Конечно, сейчас, столько лет спустя, я не в состоянии воспроизвести этот разговор, вернее – спор, между Исаакяном и Цветаевой и не позволю воображению подменить память; знаю только, что Исаакян утверждал и отстаивал – впрочем, без всякой горячности, настолько это было для него очевидным, – равнозначность всех способов выражения творчества и равноценность искусств безъязыких искусству слова. Разговаривали в комнате Вл. Ив., выходившей на улицу. Цветаева стояла у окна и глядела в него – сперва рассеянно, потом, заинтересовавшись, достала из сумки свой старинный лорнет (она была близорука) и, в чем-то удостоверившись, подозвала Исаакяна: «Смотрите!»

Из окна, как на ладони, виден был приют глухонемых; на усеченной вершине холма, опоясанного той самой стеной, которая придавала такое унылое своеобразие улице Данфер-Рошро, находился утоптанный, как загон в зоопарке, приютский двор. По нему носились, скакали, прыгали – беззвучно, как в страшном сне – подростки-мальчишки. Руки их, от плеча до кончиков пальцев, были в непрестанном движении и казались многажды вывихнутыми, вывихнутыми казались и лица, искажаемые отчаянной мимикой – все было до ужаса преувеличенным и до ужаса неполноценным…

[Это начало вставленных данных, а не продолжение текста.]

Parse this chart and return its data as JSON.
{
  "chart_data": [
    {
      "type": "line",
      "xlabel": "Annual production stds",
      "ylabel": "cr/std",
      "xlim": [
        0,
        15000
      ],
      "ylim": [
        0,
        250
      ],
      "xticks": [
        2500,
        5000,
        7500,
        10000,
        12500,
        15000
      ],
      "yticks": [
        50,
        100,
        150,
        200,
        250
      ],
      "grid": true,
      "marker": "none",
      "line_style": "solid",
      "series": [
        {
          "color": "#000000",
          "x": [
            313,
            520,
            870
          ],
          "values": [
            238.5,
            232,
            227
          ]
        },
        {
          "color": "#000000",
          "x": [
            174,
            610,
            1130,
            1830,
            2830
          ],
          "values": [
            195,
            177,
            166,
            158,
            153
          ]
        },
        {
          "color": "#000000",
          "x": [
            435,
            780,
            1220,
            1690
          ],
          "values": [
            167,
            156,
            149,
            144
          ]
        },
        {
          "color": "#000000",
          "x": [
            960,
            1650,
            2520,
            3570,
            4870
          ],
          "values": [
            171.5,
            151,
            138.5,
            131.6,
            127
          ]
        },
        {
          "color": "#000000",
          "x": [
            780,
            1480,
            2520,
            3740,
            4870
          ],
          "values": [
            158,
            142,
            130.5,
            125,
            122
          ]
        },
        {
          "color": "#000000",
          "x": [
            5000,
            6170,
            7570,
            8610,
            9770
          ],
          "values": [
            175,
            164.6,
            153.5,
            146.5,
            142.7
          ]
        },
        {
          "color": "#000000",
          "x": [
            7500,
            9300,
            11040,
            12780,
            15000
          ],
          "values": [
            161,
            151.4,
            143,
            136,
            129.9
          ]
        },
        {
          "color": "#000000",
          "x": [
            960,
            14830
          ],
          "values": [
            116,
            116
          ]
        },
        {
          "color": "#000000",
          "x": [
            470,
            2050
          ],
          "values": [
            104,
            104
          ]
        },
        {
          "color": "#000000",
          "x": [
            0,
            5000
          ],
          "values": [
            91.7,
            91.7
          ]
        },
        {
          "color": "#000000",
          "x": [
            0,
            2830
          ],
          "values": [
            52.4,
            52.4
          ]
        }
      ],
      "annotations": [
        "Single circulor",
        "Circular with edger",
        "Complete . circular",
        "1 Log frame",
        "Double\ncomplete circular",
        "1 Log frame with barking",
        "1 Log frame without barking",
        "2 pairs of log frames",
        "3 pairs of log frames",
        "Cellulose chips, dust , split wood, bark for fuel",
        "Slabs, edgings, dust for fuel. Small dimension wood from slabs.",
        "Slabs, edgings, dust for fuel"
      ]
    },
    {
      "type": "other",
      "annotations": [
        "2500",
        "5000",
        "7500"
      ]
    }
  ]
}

– Вот таким я вижу балет, – невинно сказала Цветаева. – Или, если заставить «их» замереть – скульптуру. Искусства не моего измерения.

Через несколько дней они встретились в Лувре: Исаакян хотел отомстить за «глухонемых», и Цветаева охотно согласилась, при условии, что месть будет краткой, не на измор. Исаакян поклялся в этом.

Я отправилась вместе с матерью – помочь ей найти главный вход в этот музей-дворец, к которому каждый из французских королей пристраивал свое собственное крыло со своим собственным парадным входом, и запутаться среди всех этих величественных подъездов было немудрено. К тому же мне, в те годы учившейся на курсах при Лувре, не терпелось блеснуть своими (неглубокими и совсем свежими) познаниями в истории искусств. Но услуги мои не потребовались.

Исаакян уже ожидал нас в просторном, по-соборному гулком, по-больничному светлом вестибюле – совершенно пустынном. Лишь в левом углу его завитая, как пасхальный барашек, старушка вязала над прилавком с дорогими репродукциями для иностранцев; иностранцев же не наблюдалось ни одного. В этом прославленнейшем из хранилищ мирового искусства посетители (что трудно себе представить сейчас, у нас) – собирались лишь в «бесплатные» дни, по четвергам и воскресеньям, да еще американцы появлялись повзводно, под руководством гидов.

В правом углу вестибюля, у голых вешалок, томился швейцар.